Saat ini, ketika modernisasi telah sampai kepelosok-pelosok dunia, perempuan mulai menunjukan eksistensinya dengan berkiprah di segala bidang. Tidak ada lagi pembedaan antara maskulin dan feminim, semuanya dinilai atas prestasi mereka.

Di Negara kita, sudah banyak kita temukan wanita bekerja diruang-ruang public seperti menjadi pengusaha, karyawan, politikus, sopir, membantu suami ke sawah dan kebun bahkan memimpin instansi-instansi baik swasta maupun pemerintah.Alhasil, perempuan sebagai penunggu rumah sudah tidak popular lagi.

Dalam bidang politik, undang-undang kita mensyaratkan anggota dewan di isi minimal 30 persen dari kursi yang ada di dewan. Akan tetapi, realitasnya saat ini masih dibawah 30 persen.

Dalam dunia internasional, sekitar 192 negara menyepakati sasaran  Tujuan Pembangunan Milenium (MDGs) pada 2015 salahsatunya adalah pemberdayaan perempuan dan kesetaraan gender.

Namun tidak bisa dipungkiri, budaya partiarkhi sepenuh nya belum bisa hilang dalam masyarakat kita. Laki-laki masih cenderung mendominasi dan terkadang secara tidak sadar terus mengkonstruk budaya tersebut dalam keseharian.
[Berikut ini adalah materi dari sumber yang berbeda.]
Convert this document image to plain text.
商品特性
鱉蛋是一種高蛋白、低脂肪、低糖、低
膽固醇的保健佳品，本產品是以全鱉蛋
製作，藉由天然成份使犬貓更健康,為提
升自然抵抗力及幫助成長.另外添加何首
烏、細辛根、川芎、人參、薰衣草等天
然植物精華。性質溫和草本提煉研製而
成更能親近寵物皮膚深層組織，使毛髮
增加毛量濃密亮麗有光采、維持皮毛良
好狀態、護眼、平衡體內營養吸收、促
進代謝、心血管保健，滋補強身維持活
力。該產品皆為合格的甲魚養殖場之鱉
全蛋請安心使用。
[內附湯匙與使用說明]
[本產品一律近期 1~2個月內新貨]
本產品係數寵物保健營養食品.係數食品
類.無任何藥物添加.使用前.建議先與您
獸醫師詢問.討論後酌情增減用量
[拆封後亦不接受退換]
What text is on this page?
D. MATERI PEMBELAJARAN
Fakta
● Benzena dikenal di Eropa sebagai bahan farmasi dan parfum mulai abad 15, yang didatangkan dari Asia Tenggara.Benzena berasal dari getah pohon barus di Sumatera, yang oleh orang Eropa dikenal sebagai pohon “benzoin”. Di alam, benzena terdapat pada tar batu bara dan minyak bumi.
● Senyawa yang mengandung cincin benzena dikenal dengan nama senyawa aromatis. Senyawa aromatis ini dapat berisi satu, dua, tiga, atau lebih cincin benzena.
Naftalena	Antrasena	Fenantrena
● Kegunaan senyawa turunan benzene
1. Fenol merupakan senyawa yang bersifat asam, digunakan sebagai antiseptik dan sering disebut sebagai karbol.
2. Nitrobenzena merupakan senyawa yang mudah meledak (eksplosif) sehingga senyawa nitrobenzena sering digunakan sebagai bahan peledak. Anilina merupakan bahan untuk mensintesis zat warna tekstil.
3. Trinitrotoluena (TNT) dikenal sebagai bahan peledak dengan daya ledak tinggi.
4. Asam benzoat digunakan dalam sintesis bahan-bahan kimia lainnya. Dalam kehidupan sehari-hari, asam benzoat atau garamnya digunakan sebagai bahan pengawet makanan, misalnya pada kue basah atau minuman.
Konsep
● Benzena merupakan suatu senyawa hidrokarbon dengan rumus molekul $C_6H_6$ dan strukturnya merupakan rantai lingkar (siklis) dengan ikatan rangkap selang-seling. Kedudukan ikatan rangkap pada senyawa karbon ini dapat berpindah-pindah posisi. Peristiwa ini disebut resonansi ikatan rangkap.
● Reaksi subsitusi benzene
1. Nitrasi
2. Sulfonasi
Misalnya bila perempuan pulang malam-malam selepas kerja, terkadang menjustifikasi bahwa perempuan tersebut adalah ‘kupu-kupu malam’. Adalah sangat tidak  logis bila menilai hanya dengan putaran waktu tanpa ada fakta yang jelas.

Paradigma bahwa perempuan setinggi apapun sekolah, pasti akan kembali ke dapur masih banyak ditemukan dalam konstruk pemikiran orang tua, implikasinya terkadang tidak menganggap penting pendidikan anak perempuannya.

Kalau boleh saya katakan, hari ini perempuan tugasnya begitu berat, dia berperan ganda yaitu selain mencukupi kebutuhan keluarganya dengan bekerja pun dia harus mengurusi anak dan rumah tangganya. Atau dengan bahasa lain perannya sebagai tulang punggung dan sekaligus sebagai tulang rusuk.

Sebagai tulang punggung, perempuan bertanggung jawab terhadap kemajuan perekonomian keluarga karena zaman sekarang kebutuhan hidup yang begitu banyak sehingga sulit bila hanya lelaki yang mencukupi ekonomi keluarga, apalagi dengan penghasilan yang pas-pas an.

Sebagai tulang rusuk, perempuan berkewajiban menemani suami, memperkuat tulang punggungnya dan melindunginya dari kepenatan hidup.

Itulah perempuan, hari ini harus menjadi ‘super women’ dan ‘super mom’.

Ahh..ternyata, penggugatan perempuan menimbulkan efek yang luar biasa dalam kehidupannya. Ini juga terjadi karena mungkin laki-laki tidak semuanya memahami perjuangan yang di inginkannya atau mungkin tidak mau sama sekali berpartisipasi.

Ketika perempuan mengharuskan bekerja diluar, maka seharusnya kewajiban dirumah seperti memasak, mencuci, membersihkan rumah dan lain sebagainya bukan hanya tanggung jawab istri saja akan tetapi kewajiban bersama. Disinilah perlunya saling memahami dan mengerti diantara keduabelah pihak.

Proses dekonstruksi memang akan selalu melahirkan retakan-retakan bahkan kepingan-kepingan budaya baru atau juga bisa menghancur leburkan.

Kita harus menambal retakan tersebut, menyusun kembali kepingan tersebut ataupun mengumpulkan leburan debu tersebut dan membentuknya menjadi produk budaya yang diharapkan.

Bermusyawarah untuk mendudukan permasalahan pada tempat yang diharapkan adalah jalan terbaik untuk menyelesaikan ini. Jangan sampai timbul emansipasi wanita yang kebablasan, memahami gerakan gender dalam perspektif kurang benar sehingga muncul penentangan kodrati mereka.